[NA/APPS] - Elevated applications errors
Incident Report for SashiDo.io
Postmortem

Summary On 10.07.2023, our infrastructure experienced a significant incident due to the failure of multiple SSDs in our RAID arrays. Prompt hardware replacement and rebuilding efforts were undertaken to restore functionality. However, intermittent outages occurred for specific applications due to network rules and routing mesh synchronization issues. We have requested new hardware from our data center provider to ensure long-term service quality. Due to synchronization requirements, rebuilding indexes and cache for services like uCDN and file service took longer than expected.

Root Cause Analysis The incident initially presented challenges in detecting the problem, as the faulty SSDs were intermittently functioning, causing random instances of severe slowness. This made it difficult for automated systems to detect and address the issue promptly. Once identified, we promptly replaced the faulty hardware and began rebuilding. Synchronization issues with networking rules and routing mesh also contributed to intermittent outages.

Mitigation and Future Preparations To improve our response and detection capabilities, we will implement the following measures:

  1. Enhanced monitoring for early detection: We will augment our monitoring systems to better identify and respond to hardware-related issues, even when they present as intermittent problems.
  2. Proactive incident response: We will refine our incident response procedures to ensure swift action in the event of hardware failures, prioritizing rapid detection and resolution.
  3. Strengthened synchronization processes: We will review and optimize our synchronization procedures to minimize downtime and expedite the recovery of services requiring index and cache rebuilding.
  4. Continual improvement: We will leverage the lessons learned from this incident to refine our infrastructure, monitoring, and response mechanisms, further enhancing our ability to mitigate similar incidents in the future.

Conclusion We apologize for the inconvenience caused by the recent infrastructure incident. Although the initial detection of the problem was challenging due to the intermittent nature of the faulty SSDs, we promptly replaced the hardware and initiated the necessary rebuilds. We have requested new hardware from our data center provider to ensure long-term service quality.
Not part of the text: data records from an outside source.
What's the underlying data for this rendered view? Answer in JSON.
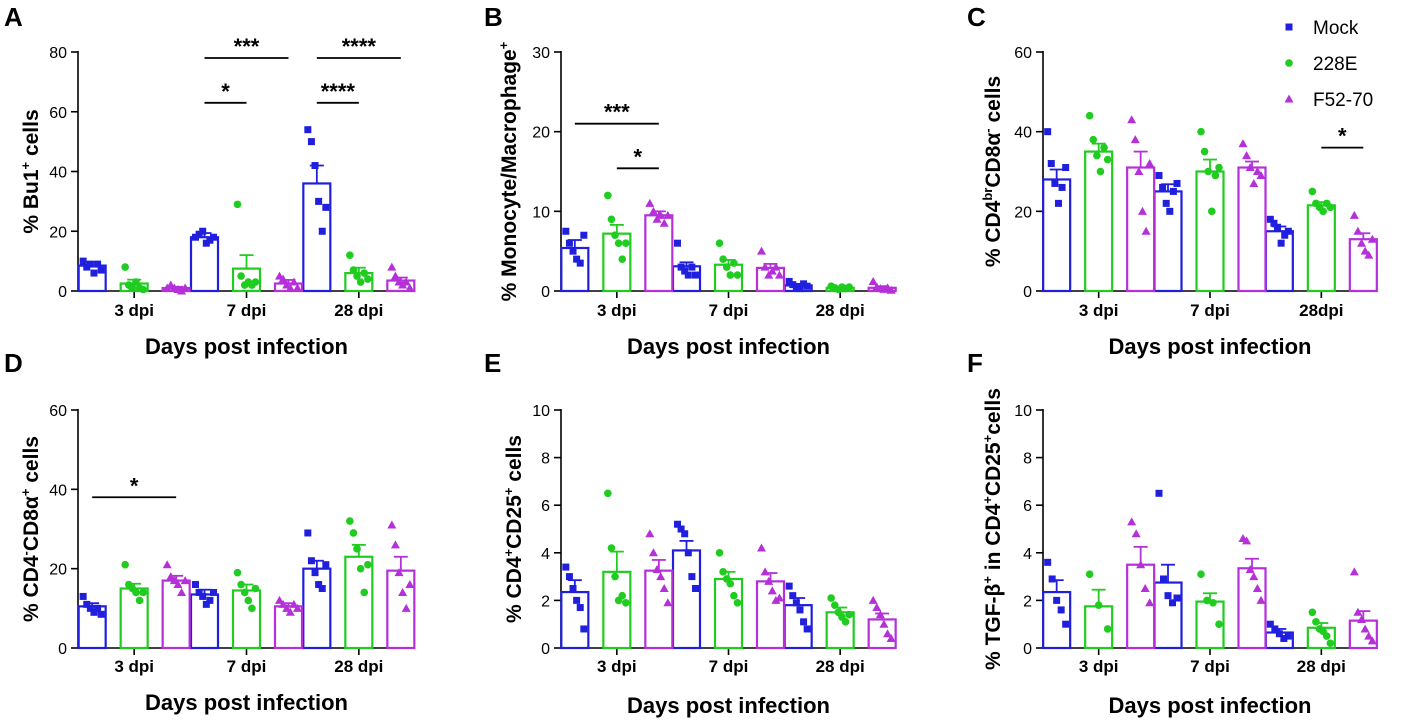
{
  "legend": {
    "position": "top-right",
    "items": [
      {
        "label": "Mock",
        "marker": "square",
        "color": "#1f1fdd"
      },
      {
        "label": "228E",
        "marker": "circle",
        "color": "#1fcc1f"
      },
      {
        "label": "F52-70",
        "marker": "triangle",
        "color": "#b530d9"
      }
    ]
  },
  "chart_data": [
    {
      "panel": "A",
      "type": "bar",
      "categories": [
        "3 dpi",
        "7 dpi",
        "28 dpi"
      ],
      "xlabel": "Days post infection",
      "ylabel": {
        "pre": "% Bu1",
        "sup1": "+",
        "mid": " cells",
        "sub1": "",
        "sup2": "",
        "post": ""
      },
      "ylim": [
        0,
        80
      ],
      "yticks": [
        0,
        20,
        40,
        60,
        80
      ],
      "series": [
        {
          "name": "Mock",
          "values": [
            8.5,
            18,
            36
          ],
          "sem": [
            1.2,
            1.4,
            6
          ],
          "points": [
            [
              10,
              8,
              9,
              6,
              9,
              7
            ],
            [
              18,
              19,
              20,
              16,
              17,
              18
            ],
            [
              54,
              50,
              42,
              30,
              20,
              28
            ]
          ]
        },
        {
          "name": "228E",
          "values": [
            2.5,
            7.5,
            6
          ],
          "sem": [
            1.3,
            4.5,
            1.8
          ],
          "points": [
            [
              8,
              2,
              1,
              3,
              1,
              0.5
            ],
            [
              29,
              5,
              2,
              3,
              2,
              3
            ],
            [
              12,
              7,
              5,
              3,
              6,
              4
            ]
          ]
        },
        {
          "name": "F52-70",
          "values": [
            1,
            2.5,
            3.5
          ],
          "sem": [
            0.4,
            1.2,
            1
          ],
          "points": [
            [
              1,
              2,
              1,
              0.5,
              0,
              1
            ],
            [
              5,
              4,
              2,
              1,
              3,
              1
            ],
            [
              8,
              5,
              3,
              2,
              3,
              1
            ]
          ]
        }
      ],
      "significance": [
        {
          "from": [
            1,
            0
          ],
          "to": [
            1,
            2
          ],
          "label": "***",
          "y": 78
        },
        {
          "from": [
            1,
            0
          ],
          "to": [
            1,
            1
          ],
          "label": "*",
          "y": 63
        },
        {
          "from": [
            2,
            0
          ],
          "to": [
            2,
            2
          ],
          "label": "****",
          "y": 78
        },
        {
          "from": [
            2,
            0
          ],
          "to": [
            2,
            1
          ],
          "label": "****",
          "y": 63
        }
      ]
    },
    {
      "panel": "B",
      "type": "bar",
      "categories": [
        "3 dpi",
        "7 dpi",
        "28 dpi"
      ],
      "xlabel": "Days post infection",
      "ylabel": {
        "pre": "% Monocyte/Macrophage",
        "sup1": "+",
        "mid": "",
        "sub1": "",
        "sup2": "",
        "post": ""
      },
      "ylim": [
        0,
        30
      ],
      "yticks": [
        0,
        10,
        20,
        30
      ],
      "series": [
        {
          "name": "Mock",
          "values": [
            5.4,
            3.1,
            0.7
          ],
          "sem": [
            1,
            0.5,
            0.2
          ],
          "points": [
            [
              7.5,
              6,
              5,
              4,
              3.5,
              7
            ],
            [
              6,
              3,
              2.5,
              2,
              3,
              2
            ],
            [
              1.2,
              0.8,
              0.5,
              0.3,
              0.9,
              0.6
            ]
          ]
        },
        {
          "name": "228E",
          "values": [
            7.2,
            3.3,
            0.4
          ],
          "sem": [
            1.1,
            0.6,
            0.1
          ],
          "points": [
            [
              12,
              9,
              7,
              6,
              4,
              6
            ],
            [
              6,
              4,
              3,
              2,
              3.5,
              2
            ],
            [
              0.6,
              0.4,
              0.2,
              0.5,
              0.3,
              0.5
            ]
          ]
        },
        {
          "name": "F52-70",
          "values": [
            9.5,
            2.9,
            0.4
          ],
          "sem": [
            0.5,
            0.5,
            0.2
          ],
          "points": [
            [
              11,
              10,
              9,
              9.5,
              8.5,
              9.5
            ],
            [
              5,
              3,
              2,
              2.5,
              3,
              2
            ],
            [
              1.2,
              0.5,
              0.3,
              0.2,
              0.4,
              0.1
            ]
          ]
        }
      ],
      "significance": [
        {
          "from": [
            0,
            0
          ],
          "to": [
            0,
            2
          ],
          "label": "***",
          "y": 21
        },
        {
          "from": [
            0,
            1
          ],
          "to": [
            0,
            2
          ],
          "label": "*",
          "y": 15.4
        }
      ]
    },
    {
      "panel": "C",
      "type": "bar",
      "categories": [
        "3 dpi",
        "7 dpi",
        "28dpi"
      ],
      "xlabel": "Days post infection",
      "ylabel": {
        "pre": "% CD4",
        "sup1": "br",
        "mid": "CD8α",
        "sub1": "",
        "sup2": "-",
        "post": " cells"
      },
      "ylim": [
        0,
        60
      ],
      "yticks": [
        0,
        20,
        40,
        60
      ],
      "series": [
        {
          "name": "Mock",
          "values": [
            28,
            25,
            15
          ],
          "sem": [
            2.5,
            1.8,
            1.2
          ],
          "points": [
            [
              40,
              32,
              27,
              22,
              26,
              31
            ],
            [
              29,
              26,
              22,
              20,
              25,
              27
            ],
            [
              18,
              17,
              16,
              12,
              14,
              15
            ]
          ]
        },
        {
          "name": "228E",
          "values": [
            35,
            30,
            21.5
          ],
          "sem": [
            2,
            3,
            0.8
          ],
          "points": [
            [
              44,
              38,
              34,
              30,
              36,
              33
            ],
            [
              40,
              35,
              30,
              20,
              29,
              31
            ],
            [
              25,
              22,
              21,
              20,
              22,
              21
            ]
          ]
        },
        {
          "name": "F52-70",
          "values": [
            31,
            31,
            13
          ],
          "sem": [
            4,
            1.5,
            1.5
          ],
          "points": [
            [
              43,
              38,
              30,
              20,
              15,
              32
            ],
            [
              37,
              34,
              31,
              27,
              30,
              29
            ],
            [
              19,
              15,
              12,
              10,
              9,
              13
            ]
          ]
        }
      ],
      "significance": [
        {
          "from": [
            2,
            1
          ],
          "to": [
            2,
            2
          ],
          "label": "*",
          "y": 36
        }
      ]
    },
    {
      "panel": "D",
      "type": "bar",
      "categories": [
        "3 dpi",
        "7 dpi",
        "28 dpi"
      ],
      "xlabel": "Days post infection",
      "ylabel": {
        "pre": "% CD4",
        "sup1": "-",
        "mid": "CD8α",
        "sub1": "",
        "sup2": "+",
        "post": " cells"
      },
      "ylim": [
        0,
        60
      ],
      "yticks": [
        0,
        20,
        40,
        60
      ],
      "series": [
        {
          "name": "Mock",
          "values": [
            10.5,
            13.5,
            20
          ],
          "sem": [
            0.8,
            1.2,
            2
          ],
          "points": [
            [
              13,
              11,
              10,
              9,
              10,
              8.5
            ],
            [
              16,
              14,
              13,
              11,
              12,
              14
            ],
            [
              29,
              22,
              19,
              16,
              15,
              21
            ]
          ]
        },
        {
          "name": "228E",
          "values": [
            15,
            14.5,
            23
          ],
          "sem": [
            1.2,
            1.5,
            3
          ],
          "points": [
            [
              21,
              16,
              15,
              14,
              12,
              14
            ],
            [
              19,
              16,
              14,
              12,
              10,
              15
            ],
            [
              32,
              29,
              25,
              20,
              14,
              21
            ]
          ]
        },
        {
          "name": "F52-70",
          "values": [
            17,
            10.5,
            19.5
          ],
          "sem": [
            1.2,
            0.8,
            3.5
          ],
          "points": [
            [
              21,
              18,
              17,
              16,
              14,
              17
            ],
            [
              12,
              11,
              10,
              9,
              11,
              10
            ],
            [
              31,
              26,
              19,
              14,
              10,
              16
            ]
          ]
        }
      ],
      "significance": [
        {
          "from": [
            0,
            0
          ],
          "to": [
            0,
            2
          ],
          "label": "*",
          "y": 38
        }
      ]
    },
    {
      "panel": "E",
      "type": "bar",
      "categories": [
        "3 dpi",
        "7 dpi",
        "28 dpi"
      ],
      "xlabel": "Days post infection",
      "ylabel": {
        "pre": "% CD4",
        "sup1": "+",
        "mid": "CD25",
        "sub1": "",
        "sup2": "+",
        "post": " cells"
      },
      "ylim": [
        0,
        10
      ],
      "yticks": [
        0,
        2,
        4,
        6,
        8,
        10
      ],
      "series": [
        {
          "name": "Mock",
          "values": [
            2.35,
            4.1,
            1.8
          ],
          "sem": [
            0.5,
            0.4,
            0.3
          ],
          "points": [
            [
              3.4,
              3.0,
              2.5,
              2.0,
              1.7,
              0.8
            ],
            [
              5.2,
              5.0,
              4.8,
              4.0,
              3.0,
              2.5
            ],
            [
              2.6,
              2.2,
              1.9,
              1.6,
              1.1,
              0.8
            ]
          ]
        },
        {
          "name": "228E",
          "values": [
            3.2,
            2.9,
            1.5
          ],
          "sem": [
            0.85,
            0.3,
            0.2
          ],
          "points": [
            [
              6.5,
              4.2,
              3.0,
              2.0,
              2.2,
              1.9
            ],
            [
              4.0,
              3.2,
              2.9,
              2.7,
              2.2,
              1.9
            ],
            [
              2.1,
              1.8,
              1.5,
              1.3,
              1.1,
              1.4
            ]
          ]
        },
        {
          "name": "F52-70",
          "values": [
            3.25,
            2.8,
            1.2
          ],
          "sem": [
            0.45,
            0.35,
            0.25
          ],
          "points": [
            [
              4.8,
              4.0,
              3.3,
              3.0,
              2.5,
              1.9
            ],
            [
              4.2,
              3.2,
              2.8,
              2.4,
              2.0,
              2.1
            ],
            [
              2.0,
              1.7,
              1.4,
              1.0,
              0.6,
              0.4
            ]
          ]
        }
      ],
      "significance": []
    },
    {
      "panel": "F",
      "type": "bar",
      "categories": [
        "3 dpi",
        "7 dpi",
        "28 dpi"
      ],
      "xlabel": "Days post infection",
      "ylabel": {
        "pre": "% TGF-β",
        "sup1": "+",
        "mid": " in CD4",
        "sub1": "",
        "sup2": "+",
        "post": "CD25",
        "sup3": "+",
        "post2": "cells"
      },
      "ylim": [
        0,
        10
      ],
      "yticks": [
        0,
        2,
        4,
        6,
        8,
        10
      ],
      "series": [
        {
          "name": "Mock",
          "values": [
            2.35,
            2.75,
            0.65
          ],
          "sem": [
            0.5,
            0.75,
            0.15
          ],
          "points": [
            [
              3.6,
              2.9,
              2.0,
              1.6,
              1.0
            ],
            [
              6.5,
              2.9,
              2.2,
              1.9,
              2.1
            ],
            [
              1.0,
              0.8,
              0.6,
              0.4,
              0.5
            ]
          ]
        },
        {
          "name": "228E",
          "values": [
            1.75,
            1.95,
            0.85
          ],
          "sem": [
            0.7,
            0.35,
            0.2
          ],
          "points": [
            [
              3.1,
              1.8,
              0.8
            ],
            [
              3.1,
              2.0,
              1.9,
              1.0
            ],
            [
              1.5,
              1.1,
              0.8,
              0.7,
              0.5,
              0.2
            ]
          ]
        },
        {
          "name": "F52-70",
          "values": [
            3.5,
            3.35,
            1.15
          ],
          "sem": [
            0.75,
            0.4,
            0.4
          ],
          "points": [
            [
              5.3,
              4.8,
              3.5,
              2.5,
              1.9
            ],
            [
              4.6,
              4.5,
              3.3,
              3.0,
              2.5,
              2.0
            ],
            [
              3.2,
              1.5,
              1.2,
              0.8,
              0.5,
              0.3
            ]
          ]
        }
      ],
      "significance": []
    }
  ]
}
We remain committed to enhancing our capabilities and response mechanisms to prevent and address incidents effectively. We appreciate your understanding during this time. If you have any questions or concerns, please get in touch with our support team.

Posted Jul 11, 2023 - 15:43 UTC

Resolved
Good news! Things should be back to normal again across the board. Please let us know if there is any further trouble. Thank you so much for your patience while we worked to sort this out.
Posted Jul 10, 2023 - 18:15 UTC
Monitoring
All applications have returned to healthy state. We will continue to monitor the situation.
Posted Jul 10, 2023 - 17:45 UTC
Identified
The issue has been identified and a fix is being implemented.
Posted Jul 10, 2023 - 11:56 UTC
Investigating
We are currently investigating this issue.
Posted Jul 10, 2023 - 04:56 UTC
This incident affected: Application Platform (North America).